Ditanya contoh PAD yang tidak terkelola dengan baik dan tidak transparan penarikannya? Abidin mengatakan cukup banyak. Apindo memiliki data yang cukup, namun ia masih menahan diri untuk tidak membeberkannya saat ini. ‘’Jangan rakus-lah,” kata Abidin.


Selama ini, lanjut Bos Satnusa Persada ini, Apindo tidak mau ikut campur soal PAD, namun jika pemerintah tidak juga memperhatikan nasib dunia usaha dan masyarakat kecil, maka Apindo akan melawan. ‘’Kesabaran kami sudah habis, kami akan lawan selaku rakyat. Kalau keputusan Tuhan oke-lah kami tidak melawan. Tapi kalau kebijakan manusia tidak sesuai, kami lawan, kami tidak main-main,” katanya.

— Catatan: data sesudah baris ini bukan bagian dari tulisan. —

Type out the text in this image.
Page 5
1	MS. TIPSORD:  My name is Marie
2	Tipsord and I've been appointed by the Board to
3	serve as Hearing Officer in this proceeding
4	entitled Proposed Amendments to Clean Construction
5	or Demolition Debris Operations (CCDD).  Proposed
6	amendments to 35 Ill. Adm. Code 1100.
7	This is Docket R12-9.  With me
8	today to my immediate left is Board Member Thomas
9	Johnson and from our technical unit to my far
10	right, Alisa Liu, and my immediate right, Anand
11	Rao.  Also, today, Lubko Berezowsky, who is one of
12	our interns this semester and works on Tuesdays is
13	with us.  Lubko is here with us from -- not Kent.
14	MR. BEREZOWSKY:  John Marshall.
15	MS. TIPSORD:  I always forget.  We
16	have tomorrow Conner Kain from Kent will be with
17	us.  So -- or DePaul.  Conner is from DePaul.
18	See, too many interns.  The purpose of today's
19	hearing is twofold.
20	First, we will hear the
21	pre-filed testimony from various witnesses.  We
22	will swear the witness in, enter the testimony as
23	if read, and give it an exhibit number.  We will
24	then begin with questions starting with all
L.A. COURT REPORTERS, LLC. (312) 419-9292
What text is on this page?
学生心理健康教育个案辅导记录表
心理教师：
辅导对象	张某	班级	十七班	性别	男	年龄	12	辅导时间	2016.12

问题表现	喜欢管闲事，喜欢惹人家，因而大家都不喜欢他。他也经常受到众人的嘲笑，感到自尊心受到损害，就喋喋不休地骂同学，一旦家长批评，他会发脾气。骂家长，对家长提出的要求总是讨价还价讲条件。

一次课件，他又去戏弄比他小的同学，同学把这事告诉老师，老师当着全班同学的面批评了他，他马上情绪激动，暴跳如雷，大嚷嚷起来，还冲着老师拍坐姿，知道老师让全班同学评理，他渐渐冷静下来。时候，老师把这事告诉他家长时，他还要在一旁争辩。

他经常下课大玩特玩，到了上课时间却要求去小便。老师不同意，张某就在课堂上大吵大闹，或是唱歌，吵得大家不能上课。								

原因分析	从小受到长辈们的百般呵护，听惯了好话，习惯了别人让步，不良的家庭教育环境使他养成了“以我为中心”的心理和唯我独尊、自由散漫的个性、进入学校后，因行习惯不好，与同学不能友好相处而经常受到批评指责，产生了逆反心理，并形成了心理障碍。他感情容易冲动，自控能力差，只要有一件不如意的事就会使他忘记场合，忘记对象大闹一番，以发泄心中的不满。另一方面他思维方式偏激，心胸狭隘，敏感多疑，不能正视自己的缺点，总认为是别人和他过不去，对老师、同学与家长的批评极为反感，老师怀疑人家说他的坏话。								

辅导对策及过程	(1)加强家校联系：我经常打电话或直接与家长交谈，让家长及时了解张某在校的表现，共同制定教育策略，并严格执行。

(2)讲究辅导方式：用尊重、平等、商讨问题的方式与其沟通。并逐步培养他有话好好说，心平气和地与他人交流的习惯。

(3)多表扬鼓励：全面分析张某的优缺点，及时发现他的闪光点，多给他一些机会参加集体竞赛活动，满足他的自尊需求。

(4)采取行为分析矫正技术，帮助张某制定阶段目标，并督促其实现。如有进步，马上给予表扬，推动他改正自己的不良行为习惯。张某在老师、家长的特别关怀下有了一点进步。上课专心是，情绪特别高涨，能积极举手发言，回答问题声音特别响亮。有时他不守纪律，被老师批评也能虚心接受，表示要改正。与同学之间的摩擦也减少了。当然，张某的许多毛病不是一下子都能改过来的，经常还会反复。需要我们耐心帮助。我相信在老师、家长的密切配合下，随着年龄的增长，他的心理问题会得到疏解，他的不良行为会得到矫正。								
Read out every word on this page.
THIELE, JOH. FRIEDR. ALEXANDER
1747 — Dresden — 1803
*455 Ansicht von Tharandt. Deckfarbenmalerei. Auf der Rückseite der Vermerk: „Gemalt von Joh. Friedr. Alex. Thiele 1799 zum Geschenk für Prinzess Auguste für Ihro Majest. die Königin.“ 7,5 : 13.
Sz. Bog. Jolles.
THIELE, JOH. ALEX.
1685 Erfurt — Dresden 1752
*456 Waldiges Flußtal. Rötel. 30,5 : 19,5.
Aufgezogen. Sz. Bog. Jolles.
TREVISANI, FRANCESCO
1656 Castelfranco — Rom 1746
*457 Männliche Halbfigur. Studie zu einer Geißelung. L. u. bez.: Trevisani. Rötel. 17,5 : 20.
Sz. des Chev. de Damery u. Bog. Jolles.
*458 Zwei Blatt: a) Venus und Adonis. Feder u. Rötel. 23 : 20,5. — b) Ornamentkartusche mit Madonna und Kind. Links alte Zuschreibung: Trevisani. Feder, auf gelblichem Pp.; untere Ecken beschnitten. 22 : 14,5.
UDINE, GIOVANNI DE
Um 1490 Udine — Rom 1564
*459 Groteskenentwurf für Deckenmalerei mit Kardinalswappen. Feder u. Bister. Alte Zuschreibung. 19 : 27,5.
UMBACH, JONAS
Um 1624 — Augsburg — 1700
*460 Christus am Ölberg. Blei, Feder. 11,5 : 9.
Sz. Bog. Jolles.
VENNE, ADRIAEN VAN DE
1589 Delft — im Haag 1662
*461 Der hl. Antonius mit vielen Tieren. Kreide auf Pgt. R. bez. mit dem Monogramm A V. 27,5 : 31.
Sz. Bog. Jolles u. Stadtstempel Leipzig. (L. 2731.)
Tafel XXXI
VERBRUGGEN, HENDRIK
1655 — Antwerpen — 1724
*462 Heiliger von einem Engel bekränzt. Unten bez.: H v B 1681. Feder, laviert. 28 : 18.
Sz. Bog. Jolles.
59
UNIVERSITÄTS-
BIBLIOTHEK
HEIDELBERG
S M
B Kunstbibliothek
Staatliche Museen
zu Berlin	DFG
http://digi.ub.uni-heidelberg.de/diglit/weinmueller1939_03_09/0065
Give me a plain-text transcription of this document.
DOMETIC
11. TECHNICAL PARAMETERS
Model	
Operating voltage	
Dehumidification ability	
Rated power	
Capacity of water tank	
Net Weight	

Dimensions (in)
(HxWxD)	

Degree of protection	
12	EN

Menurutnya, selama ini, koruptor di kalangan birokrat sangat sulit tersentuh. Akibatnya, semakin hari semakin kaya. Namun, jika kali ini bertambah rakus, maka Abidin tidak akan segan-segan membongkarnya.


Menaikkan tarif PPJ, lanjut Abidin, sama saja berburu di kebun binatang sendiri. Kalau berburu di kebun binatang, lama-lama binatangnya habis. Jika kenaikan PPJ itu dipaksakan, maka lama-lama pengusaha dan masyarakat kian menderita.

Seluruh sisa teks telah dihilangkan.